Clement Delangue, the co-founder and CEO of Hugging Face, has said huge ML models are to machine learning what formula 1 is to the car industry. He laid out his case in a series of tweets: First, like formula 1, it’s obviously good PR and branding and very much driven by ego; Second, the resulting models are too costly, unusable and dangerous to use in real life just like you wouldn’t drive a Formula 1 car to go to work; however, it’s useful in the sense that by pushing everything to the extreme, you learn a ton!
Ironically, Delangue’s bold statement was another PR stunt. He plugged the BigScience Research Workshop (a gathering of 1,000+ researchers around the world. Follow the training of the 176B multilingual model live @BigScienceLLM) in his Twitter thread.

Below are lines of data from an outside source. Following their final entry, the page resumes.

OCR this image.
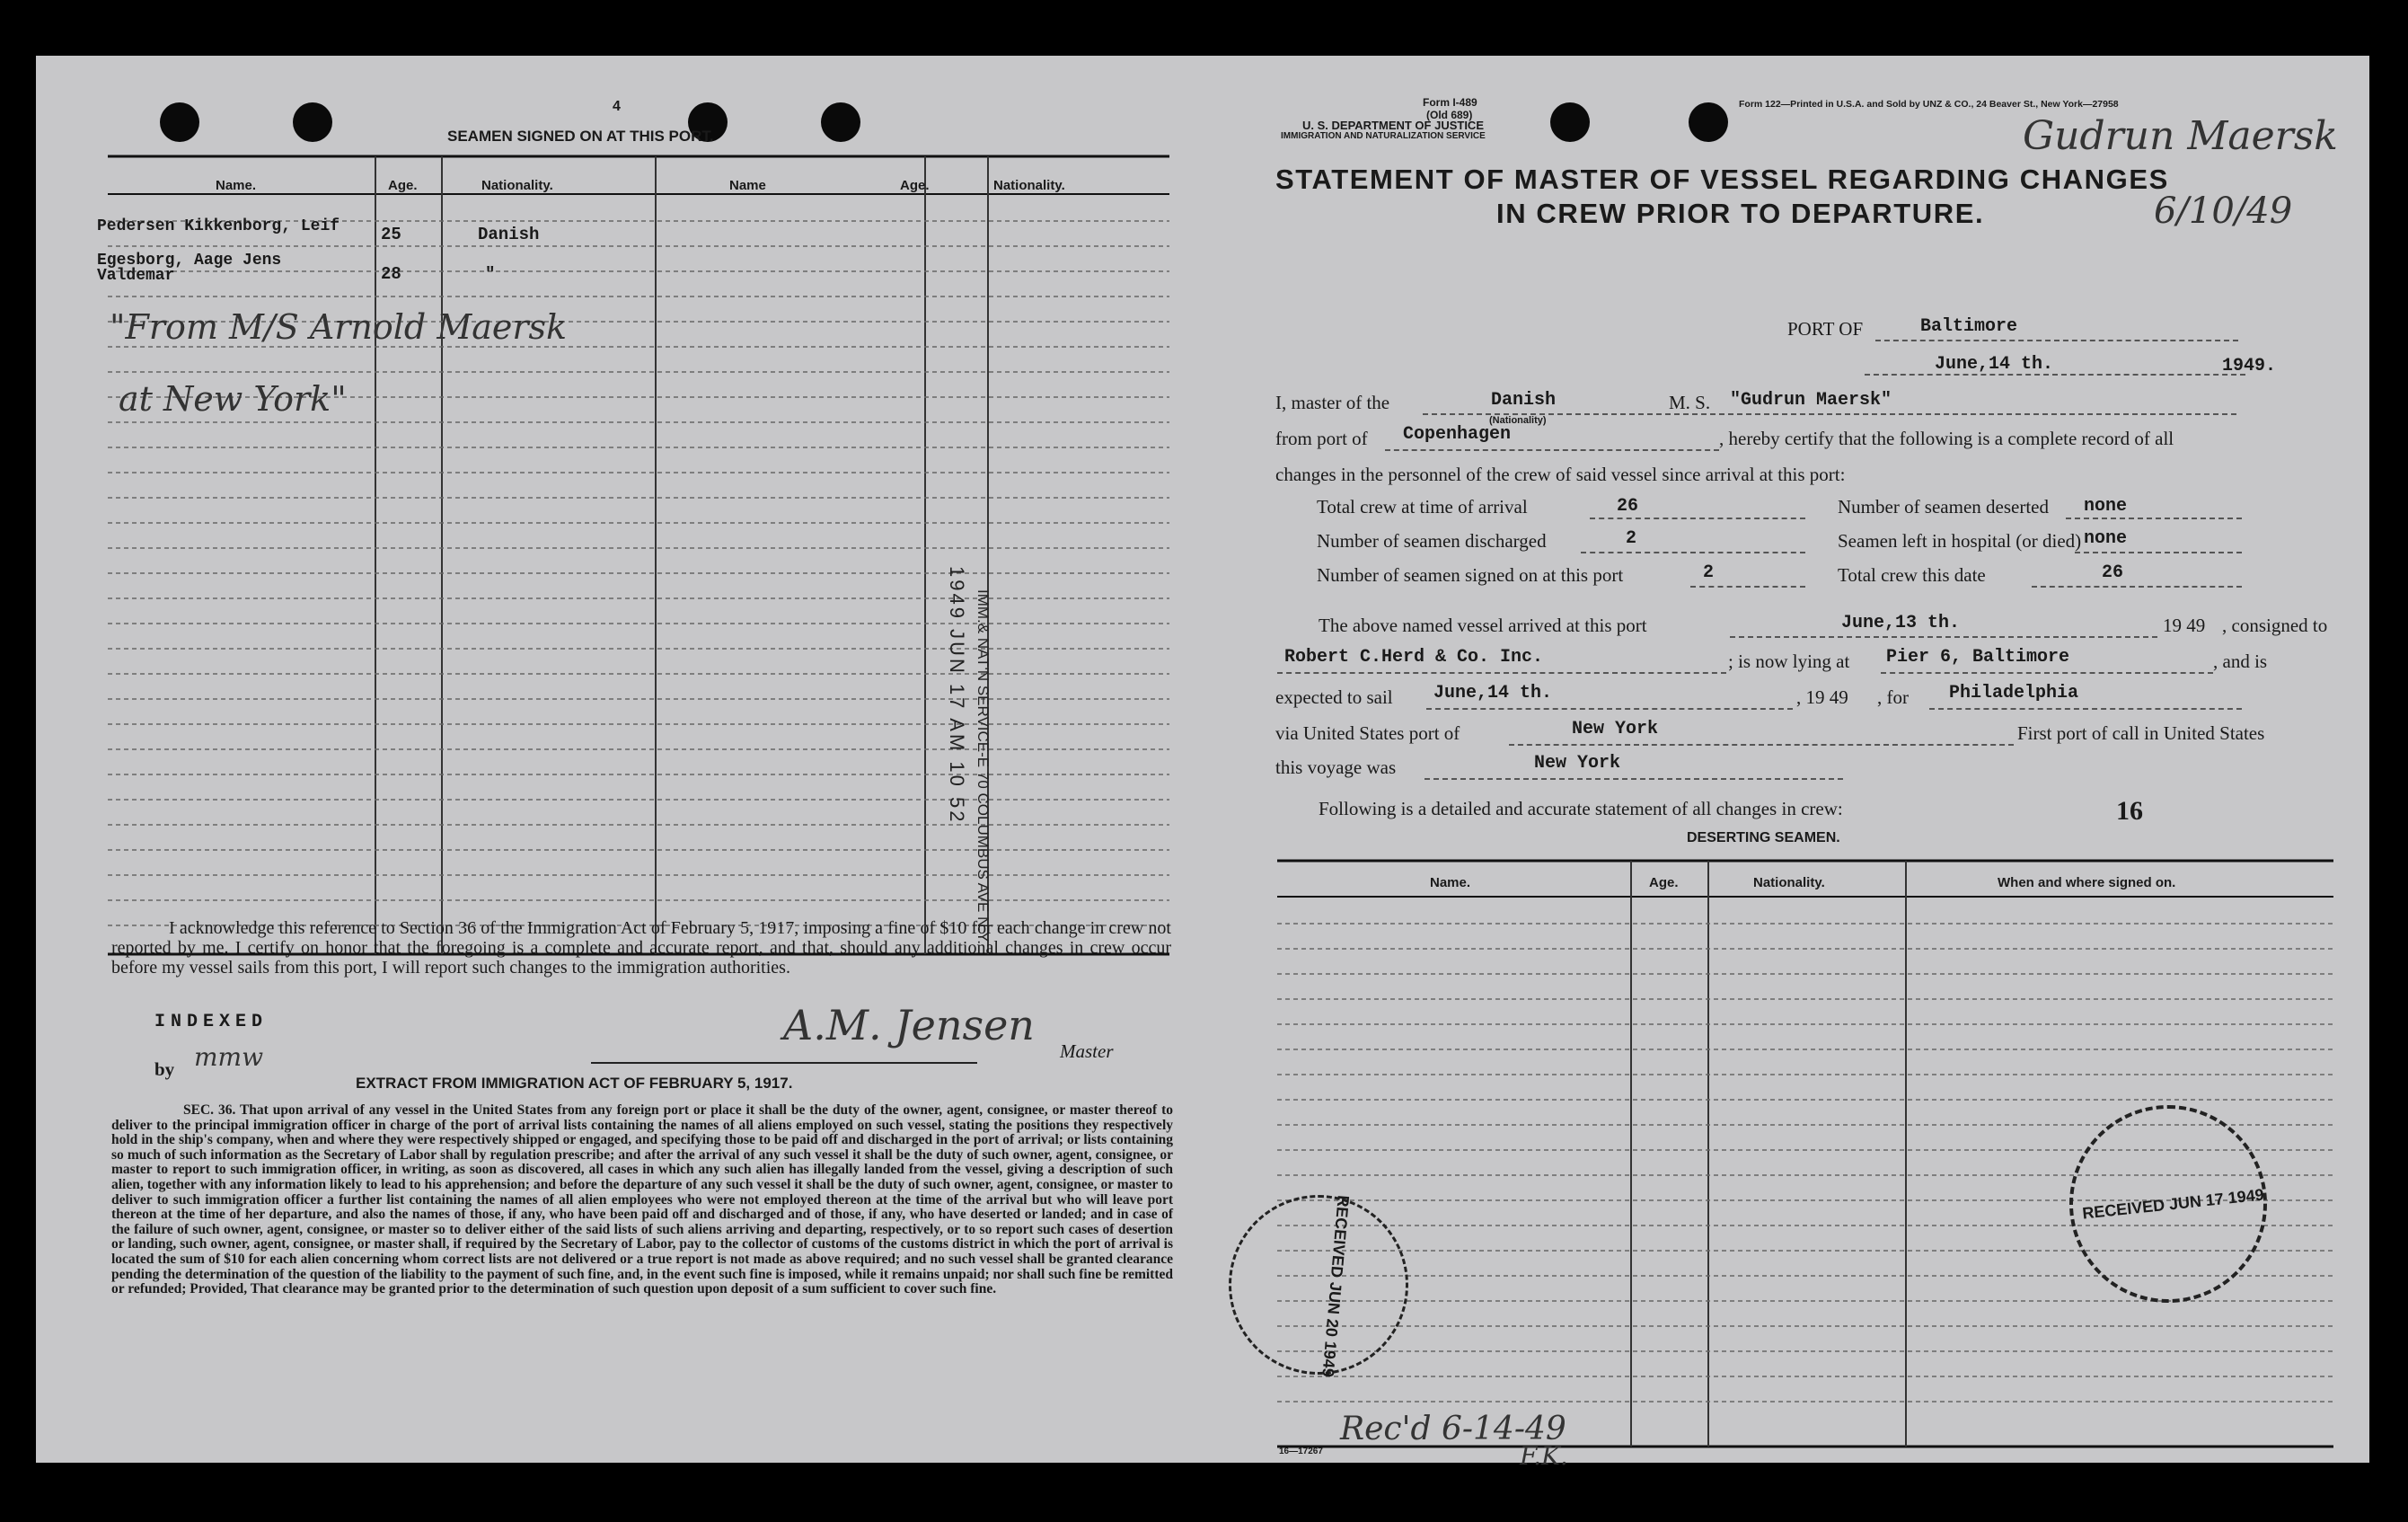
4
SEAMEN SIGNED ON AT THIS PORT.
Name.	Age.	Nationality.	Name	Age.	Nationality.
Pedersen Kikkenborg, Leif	25	Danish
Egesborg, Aage Jens Valdemar	28	"
"From M/S Arnold Maersk
at New York"
IMM.& NAT'N SERVICE-E 70 COLUMBUS AVE N.Y.
1949 JUN 17 AM 10 52
I acknowledge this reference to Section 36 of the Immigration Act of February 5, 1917, imposing a fine of $10 for each change in crew not reported by me. I certify on honor that the foregoing is a complete and accurate report, and that, should any additional changes in crew occur before my vessel sails from this port, I will report such changes to the immigration authorities.
INDEXED
by mmw
A.M. Jensen
Master
EXTRACT FROM IMMIGRATION ACT OF FEBRUARY 5, 1917.
SEC. 36. That upon arrival of any vessel in the United States from any foreign port or place it shall be the duty of the owner, agent, consignee, or master thereof to deliver to the principal immigration officer in charge of the port of arrival lists containing the names of all aliens employed on such vessel, stating the positions they respectively hold in the ship's company, when and where they were respectively shipped or engaged, and specifying those to be paid off and discharged in the port of arrival; or lists containing so much of such information as the Secretary of Labor shall by regulation prescribe; and after the arrival of any such vessel it shall be the duty of such owner, agent, consignee, or master to report to such immigration officer, in writing, as soon as discovered, all cases in which any such alien has illegally landed from the vessel, giving a description of such alien, together with any information likely to lead to his apprehension; and before the departure of any such vessel it shall be the duty of such owner, agent, consignee, or master to deliver to such immigration officer a further list containing the names of all alien employees who were not employed thereon at the time of the arrival but who will leave port thereon at the time of her departure, and also the names of those, if any, who have been paid off and discharged and of those, if any, who have deserted or landed; and in case of the failure of such owner, agent, consignee, or master so to deliver either of the said lists of such aliens arriving and departing, respectively, or to so report such cases of desertion or landing, such owner, agent, consignee, or master shall, if required by the Secretary of Labor, pay to the collector of customs of the customs district in which the port of arrival is located the sum of $10 for each alien concerning whom correct lists are not delivered or a true report is not made as above required; and no such vessel shall be granted clearance pending the determination of the question of the liability to the payment of such fine, and, in the event such fine is imposed, while it remains unpaid; nor shall such fine be remitted or refunded; Provided, That clearance may be granted prior to the determination of such question upon deposit of a sum sufficient to cover such fine.
Form I-489
(Old 689)
U. S. DEPARTMENT OF JUSTICE
IMMIGRATION AND NATURALIZATION SERVICE
Form 122—Printed in U.S.A. and Sold by UNZ & CO., 24 Beaver St., New York—27958
Gudrun Maersk
6/10/49
STATEMENT OF MASTER OF VESSEL REGARDING CHANGES
IN CREW PRIOR TO DEPARTURE.
PORT OF	Baltimore
June,14 th.	1949.
I, master of the	Danish
(Nationality)
M. S. "Gudrun Maersk"
from port of Copenhagen	, hereby certify that the following is a complete record of all
changes in the personnel of the crew of said vessel since arrival at this port:
Total crew at time of arrival	26
Number of seamen discharged	2
Number of seamen signed on at this port	2
Number of seamen deserted none
Seamen left in hospital (or died) none
Total crew this date	26
The above named vessel arrived at this port	June,13 th.	19 49 , consigned to
Robert C.Herd & Co. Inc.	; is now lying at Pier 6, Baltimore	, and is
expected to sail June,14 th.	, 19 49 , for Philadelphia
via United States port of	New York	First port of call in United States
this voyage was	New York
Following is a detailed and accurate statement of all changes in crew:	16
DESERTING SEAMEN.
Name.	Age.	Nationality.	When and where signed on.
RECEIVED JUN 20 1949	RECEIVED JUN 17 1949
16—17267
Rec'd 6-14-49
F.K.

Clement’s tweet attracted a lot of attention.
Eric Rappel, head of data at Ourzora, said: This is completely correct
Ewout ter Haar from the University of São Paulo, said:An artificially constrained game controlled by billionaires with no utility beyond marketing.
Mark Conway, director of machine learning at Scottfree Analytics LLC, said “It’s true. Some of our best predictive models have small feature sets across multiple algorithms that are blended.”
Aarne Talman, senior AI engineer at Basement AI, said: “I’m sure there are fans out there rooting for their favourite language model”
Gérard Dupont, senior data scientist at Airbus Group, said: “ Apart from the fact that yesterday Formula 1 is not on the streets while models from a few years ago are… for better or worse given the many limitations they have facing real-world data.”